Akita mice exhibited elevated systolic blood pressure as compared with Ctrl mice, which was significantly higher in Akita Hnrnpf^RT KO mice than Akita mice. Compared with Akita mice, Akita Hnrnpf^RT KO mice had lower blood glucose levels with increased urinary glucose excretion. Akita mice developed kidney hypertrophy, glomerular hyperfiltration (increased glomerular filtration rate), glomerulomegaly, mesangial expansion, podocyte foot process effacement, thickened glomerular basement membranes, renal interstitial fibrosis and increased albuminuria. These abnormalities were attenuated in Akita Hnrnpf^RT KO mice. Treatment of Akita Hnrnpf^RT KO mice with a selective A1 adenosine receptor inhibitor resulted in an increase in glomerular filtration rate. Renal Agt expression was elevated in Akita mice and further increased in Akita Hnrnpf^RT KO mice. In contrast, Sglt2 expression was increased in Akita and decreased in Akita Hnrnpf^RT KO mice.

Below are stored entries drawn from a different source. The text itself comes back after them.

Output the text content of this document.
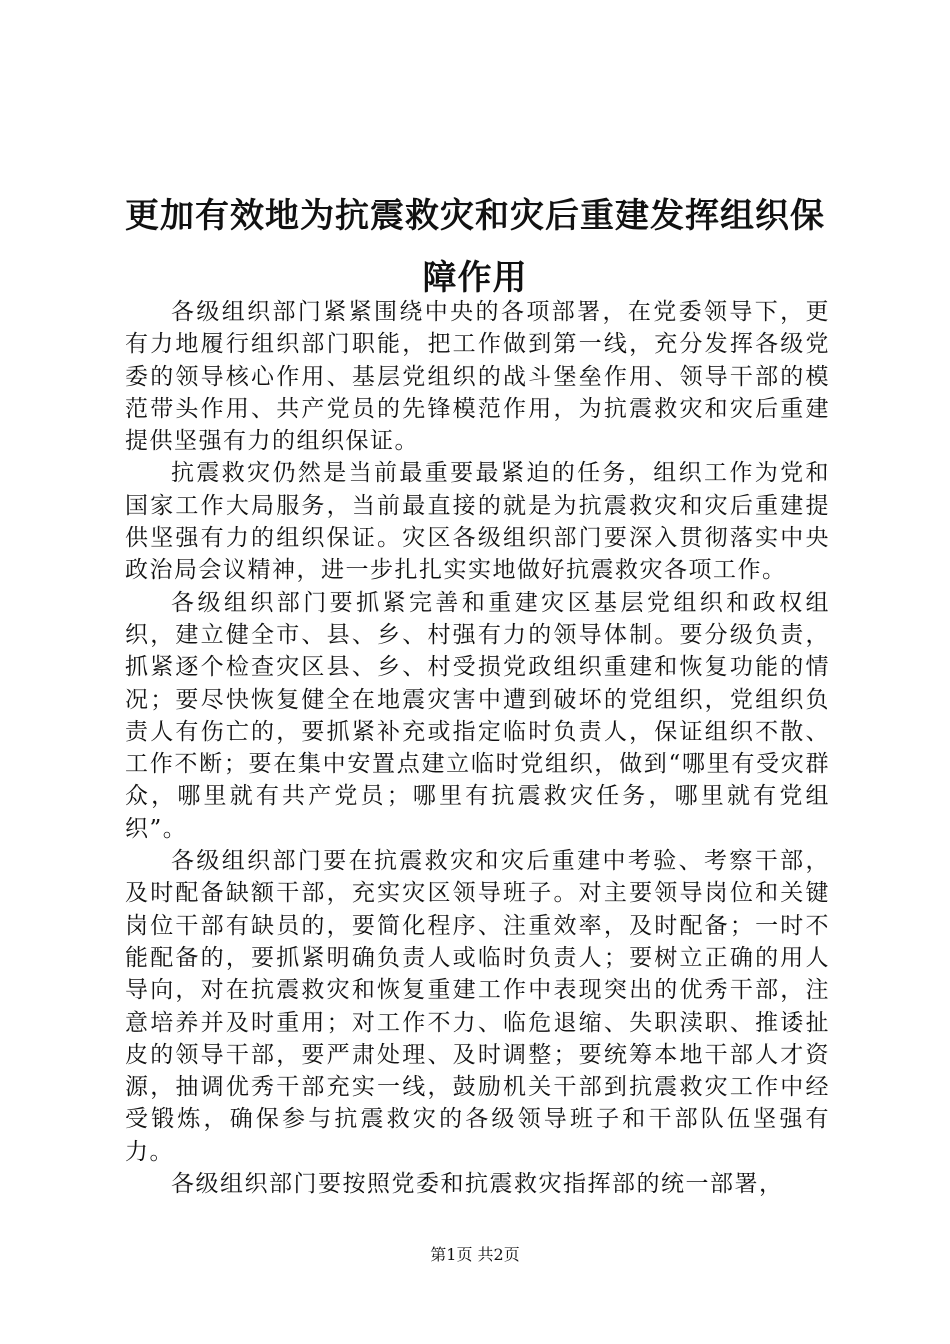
更加有效地为抗震救灾和灾后重建发挥组织保障作用

各级组织部门紧紧围绕中央的各项部署，在党委领导下，更有力地履行组织部门职能，把工作做到第一线，充分发挥各级党委的领导核心作用、基层党组织的战斗堡垒作用、领导干部的模范带头作用、共产党员的先锋模范作用，为抗震救灾和灾后重建提供坚强有力的组织保证。

抗震救灾仍然是当前最重要最紧迫的任务，组织工作为党和国家工作大局服务，当前最直接的就是为抗震救灾和灾后重建提供坚强有力的组织保证。灾区各级组织部门要深入贯彻落实中央政治局会议精神，进一步扎扎实实地做好抗震救灾各项工作。

各级组织部门要抓紧完善和重建灾区基层党组织和政权组织，建立健全市、县、乡、村强有力的领导体制。要分级负责，抓紧逐个检查灾区县、乡、村受损党政组织重建和恢复功能的情况；要尽快恢复健全在地震灾害中遭到破坏的党组织，党组织负责人有伤亡的，要抓紧补充或指定临时负责人，保证组织不散、工作不断；要在集中安置点建立临时党组织，做到“哪里有受灾群众，哪里就有共产党员；哪里有抗震救灾任务，哪里就有党组织”。

各级组织部门要在抗震救灾和灾后重建中考验、考察干部，及时配备缺额干部，充实灾区领导班子。对主要领导岗位和关键岗位干部有缺员的，要简化程序、注重效率，及时配备；一时不能配备的，要抓紧明确负责人或临时负责人；要树立正确的用人导向，对在抗震救灾和恢复重建工作中表现突出的优秀干部，注意培养并及时重用；对工作不力、临危退缩、失职渎职、推诿扯皮的领导干部，要严肃处理、及时调整；要统筹本地干部人才资源，抽调优秀干部充实一线，鼓励机关干部到抗震救灾工作中经受锻炼，确保参与抗震救灾的各级领导班子和干部队伍坚强有力。

各级组织部门要按照党委和抗震救灾指挥部的统一部署，

第1页 共2页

Conclusions/interpretation

The renoprotective effect of Sglt2 downregulation overcomes the renal injurious effect of Agt when these opposing factors coexist under diabetic conditions, at least partly via the activation of tubuloglomerular feedback.

Graphical abstract

中文翻译：

在糖尿病小鼠模型中，肾小管中异质核核糖核蛋白 F 的缺失下调 SGLT2 表达并减轻超滤和肾损伤

目标/假设

我们之前报道了异质核核糖核蛋白 F ( Hnrnpf )的肾小管特异性缺失导致Hnrnpf ^RT敲除 (KO) 小鼠中肾血管紧张素原 ( Agt ) 的上调和钠-葡萄糖协同转运蛋白 2 ( Sglt2 ) 的下调。非糖尿病Hnrnpf ^RT KO 小鼠出现高血压、肾间质纤维化和糖尿，而下调的 Sglt2表达没有肾脏保护作用。在这里，我们研究了肾小管Hnrnpf缺失对秋田小鼠（一种 1 型糖尿病模型）的超滤和肾损伤的影响。

方法

Akita Hnrnpf ^RT KO 小鼠是通过在 C57BL/6 背景上将小管特异性 (Pax8) -Cre小鼠与 Akita floxed - Hnrnpf小鼠杂交产生的。研究了雄性非糖尿病对照 (Ctrl)、Akita 和 Akita Hnrnpf ^RT KO 小鼠直至 24 周龄 ( n = 8/组)。

结果

与 Ctrl 小鼠相比，Akita 小鼠的收缩压升高，Akita Hnrnpf ^RT KO 小鼠的收缩压明显高于 Akita 小鼠。与 Akita 小鼠相比，Akita Hnrnpf ^RT KO 小鼠的血糖水平较低，尿糖排泄增加。秋田小鼠出现肾脏肥大、肾小球高滤过（肾小球滤过率增加）、肾小球肿大、系膜扩张、足细胞足突消失、肾小球基底膜增厚、肾间质纤维化和蛋白尿增加。这些异常在秋田Hnrnpf ^RT KO 小鼠中减弱。秋田Hnrnpf ^RT的治疗具有选择性 A1 腺苷受体抑制剂的 KO 小鼠导致肾小球滤过率增加。在 Akita 小鼠中肾Agt表达升高，在 Akita Hnrnpf ^RT KO 小鼠中进一步增加。相比之下，Sglt2表达在 Akita Hnrnpf RT KO 小鼠中增加，而在 Akita Hnrnpf ^RT KO 小鼠中减少。